“After much brooding and re-appraisal I still cannot make up my mind whether Garbo was a remarkable actress or simply a person so extraordinary she made everything she did, even acting, seem remarkable.” (Isabel Quigley, The Spectator)
"Greta Garbo has been called ‘The Divine’ in several languages… To some of her worshippers she is only ‘The Incomparable One’, while to others she is simply ‘poetry, sunrise and great music’. In England she has been characterized as ‘a superhuman symbol of ‘The Other Woman’, and in Germany as ‘the supreme symbol of inscrutable tragedy’. Other European gallants, blowing hot and cold simultaneously, have described her as ‘the flaming icicle’ and ‘the frozen torch’. In America she has been hailed with majestic dizziness as ‘the mysterious, inscrutable, available but untouchable essence of the indefinable.” (John Bainbridge, Garbo, 1955
“In close-ups she gave the impression, the illusion of great movement. She would move her head just a little bit and the whole screen would come alive – like a strong breeze that made itself felt. Wonderful movements.” (George Cukor, 1964)
“Garbo has only to flash on the screen to seize our attention. Her brilliance dispels our dullness. She takes us out of ourselves by the mere accident of her presence. It isn’t acting; it has nothing to do with acting; it is something which holds us in its spell – a kind of magic. This magic is Garbo.” (John Barrymore, 1932)
“Greta Garbo was a marvelous actress. The most interesting actress I have ever seen.” (Robert De Niro, 1995)
"Garbo is far more a fetish than an actress. (She is not) unaware of this. She has made the most of phenomenal personal characteristics: the long, poetic, prehensile arms of a growing youth; the virginal torso appropriately accented with a monosyllabic pelvis. The face itself (destiny's hands are many) is not without a more spiritual and edifying lesson: it has the equilateral beauty of some profound heroic masochism; it is fundamentally the face of a silent and nobly suffering slave, grimly humorous (with one eyebrow set back and up as though with a hair-pin) yet relentlessly combative in its supineness; a supineness which is a truly political proneness.” (Parker Tyler, Quoted in Cecil Beaton’s New York
“Something in Garbo wanted to be where sex wasn’t. For if there’s sex, there’s bound to be sex’s uniform; if there’s a uniform, there’s bound to be a costume, and if there’s a costume, there is, possibly, a masquerade. And if there’s a masquerade, there’s a kind of deception.” (Parker Tyler, The Garbo Image, 1968
“She was pretty much self-styled, you might say.

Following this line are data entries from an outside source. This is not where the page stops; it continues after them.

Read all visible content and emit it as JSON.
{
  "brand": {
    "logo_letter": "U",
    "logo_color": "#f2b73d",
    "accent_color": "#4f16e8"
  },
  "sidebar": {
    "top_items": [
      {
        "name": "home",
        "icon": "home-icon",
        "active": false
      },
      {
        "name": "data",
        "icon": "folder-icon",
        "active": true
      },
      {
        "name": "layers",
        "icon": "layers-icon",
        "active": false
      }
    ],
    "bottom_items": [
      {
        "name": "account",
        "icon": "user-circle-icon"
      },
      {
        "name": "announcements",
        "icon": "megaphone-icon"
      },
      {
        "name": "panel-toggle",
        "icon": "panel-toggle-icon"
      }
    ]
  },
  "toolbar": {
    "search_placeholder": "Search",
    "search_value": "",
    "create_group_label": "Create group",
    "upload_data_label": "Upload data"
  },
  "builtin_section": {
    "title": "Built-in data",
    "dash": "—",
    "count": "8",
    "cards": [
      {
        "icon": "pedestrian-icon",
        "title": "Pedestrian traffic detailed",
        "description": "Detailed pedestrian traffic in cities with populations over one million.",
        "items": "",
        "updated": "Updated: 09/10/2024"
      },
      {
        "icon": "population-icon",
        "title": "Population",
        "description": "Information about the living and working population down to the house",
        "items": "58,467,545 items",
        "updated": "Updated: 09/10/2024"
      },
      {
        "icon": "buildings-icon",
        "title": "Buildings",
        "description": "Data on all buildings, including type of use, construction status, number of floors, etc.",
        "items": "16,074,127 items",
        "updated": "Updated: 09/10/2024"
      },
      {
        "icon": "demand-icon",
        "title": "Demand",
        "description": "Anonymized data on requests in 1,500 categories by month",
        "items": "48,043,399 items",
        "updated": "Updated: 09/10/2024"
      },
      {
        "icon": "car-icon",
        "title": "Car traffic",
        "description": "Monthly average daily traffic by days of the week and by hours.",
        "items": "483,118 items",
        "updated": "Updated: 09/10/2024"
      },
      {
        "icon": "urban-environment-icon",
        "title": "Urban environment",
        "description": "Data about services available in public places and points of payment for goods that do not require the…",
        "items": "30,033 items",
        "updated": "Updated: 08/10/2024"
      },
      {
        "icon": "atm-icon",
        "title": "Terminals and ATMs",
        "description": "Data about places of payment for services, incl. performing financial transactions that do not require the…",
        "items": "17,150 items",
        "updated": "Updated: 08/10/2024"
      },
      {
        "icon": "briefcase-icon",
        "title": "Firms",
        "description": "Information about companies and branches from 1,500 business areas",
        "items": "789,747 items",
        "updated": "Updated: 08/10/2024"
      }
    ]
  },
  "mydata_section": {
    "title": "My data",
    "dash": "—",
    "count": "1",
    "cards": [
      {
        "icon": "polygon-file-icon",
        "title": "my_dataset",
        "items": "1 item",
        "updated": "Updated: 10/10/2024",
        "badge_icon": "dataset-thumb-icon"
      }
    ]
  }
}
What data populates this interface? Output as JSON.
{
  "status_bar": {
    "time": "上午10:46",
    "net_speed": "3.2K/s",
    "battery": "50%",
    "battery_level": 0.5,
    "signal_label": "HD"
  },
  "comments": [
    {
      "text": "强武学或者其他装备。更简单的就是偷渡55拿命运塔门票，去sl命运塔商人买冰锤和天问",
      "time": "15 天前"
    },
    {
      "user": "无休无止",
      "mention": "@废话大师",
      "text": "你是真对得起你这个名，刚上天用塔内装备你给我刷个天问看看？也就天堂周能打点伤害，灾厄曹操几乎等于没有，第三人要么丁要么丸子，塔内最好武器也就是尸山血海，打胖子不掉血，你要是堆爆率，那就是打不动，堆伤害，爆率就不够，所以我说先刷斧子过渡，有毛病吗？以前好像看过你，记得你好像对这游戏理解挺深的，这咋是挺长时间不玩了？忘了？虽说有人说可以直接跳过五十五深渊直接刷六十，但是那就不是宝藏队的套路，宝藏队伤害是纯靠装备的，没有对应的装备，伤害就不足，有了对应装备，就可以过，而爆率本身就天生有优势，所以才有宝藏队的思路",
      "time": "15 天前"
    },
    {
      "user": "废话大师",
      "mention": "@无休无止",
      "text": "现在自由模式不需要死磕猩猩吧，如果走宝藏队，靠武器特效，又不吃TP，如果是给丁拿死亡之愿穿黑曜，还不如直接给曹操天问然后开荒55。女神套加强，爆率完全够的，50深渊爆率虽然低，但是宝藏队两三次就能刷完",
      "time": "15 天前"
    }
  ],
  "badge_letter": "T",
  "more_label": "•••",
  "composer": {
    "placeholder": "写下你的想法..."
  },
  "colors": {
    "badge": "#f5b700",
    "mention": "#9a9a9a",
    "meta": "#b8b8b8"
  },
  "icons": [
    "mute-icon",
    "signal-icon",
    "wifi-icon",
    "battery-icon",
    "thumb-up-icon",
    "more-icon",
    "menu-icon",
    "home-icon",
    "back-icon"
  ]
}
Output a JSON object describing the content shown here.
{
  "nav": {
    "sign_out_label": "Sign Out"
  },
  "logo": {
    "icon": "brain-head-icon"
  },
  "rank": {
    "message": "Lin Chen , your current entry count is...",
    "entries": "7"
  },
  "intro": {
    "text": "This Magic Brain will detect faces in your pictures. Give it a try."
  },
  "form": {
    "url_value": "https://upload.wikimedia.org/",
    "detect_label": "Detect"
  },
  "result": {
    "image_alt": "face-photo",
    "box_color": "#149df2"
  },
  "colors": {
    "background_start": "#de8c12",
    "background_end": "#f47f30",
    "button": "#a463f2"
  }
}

Her features were so photogenic. You could light her face in any manner possible; any angle, up, down. Her bone structure and proportions – her forehead, her nose was just right; the difference between here and there was just right. And her eyes were set in such a way that you couldn’t go wrong.” (Photographer George Hurrell, quoted in People Will Talk, John Kobal, 1986)
“Garbo still belongs to that moment in cinema when capturing the human face still plunged audiences into the deepest ecstasy, when one literally lost oneself in a human image as one would in a philtre, when the face represented a kind of absolute state of the flesh, which could be neither reached nor renounced. A few years earlier the face of Valentino was causing suicides; that of Garbo still partakes of the same rule of Courtly Love, where the flesh gives rise to mystical feelings of perdition.
“Garbo offered to one's gaze a sort of Platonic Idea of the human creature, which explains why her face is almost sexually undefined, without however leaving one in doubt.
“The name given to her, La Divine, probably aimed to convey less a superlative state of beauty than the essence of her corporeal person, descended form a heaven where all things are formed and perfected in the clearest light.
“Garbo's face represents this fragile moment when the cinema is about to draw an existential from an essential beauty, when the archetype leans towards the fascination of mortal faces, when clarity of the flesh as essence yields its place to a lyricism of Woman.” (Roland Barthes, The Face Of Garbo, 1957
“Just as Christ simultaneously asserted godliness and humanity by going off - into the wilderness, into a secluded part of the garden, simply to be alone - so Garbo is forever held back from that peace by films…
“Garbo’s films keep her for the audiences. They allow us to leave the cinema with the thought that she escaped the plot, the settings, and the other characters to perform endlessly in our dreams.” (David Thomson, New Biographical Dictionary Of Film, 3rd ed, 1994)
“I never said I wanted to be alone. I said I wanted to be left alone. There is all the difference.” (Greta Garbo, quoted in Bainbridge, ibid.)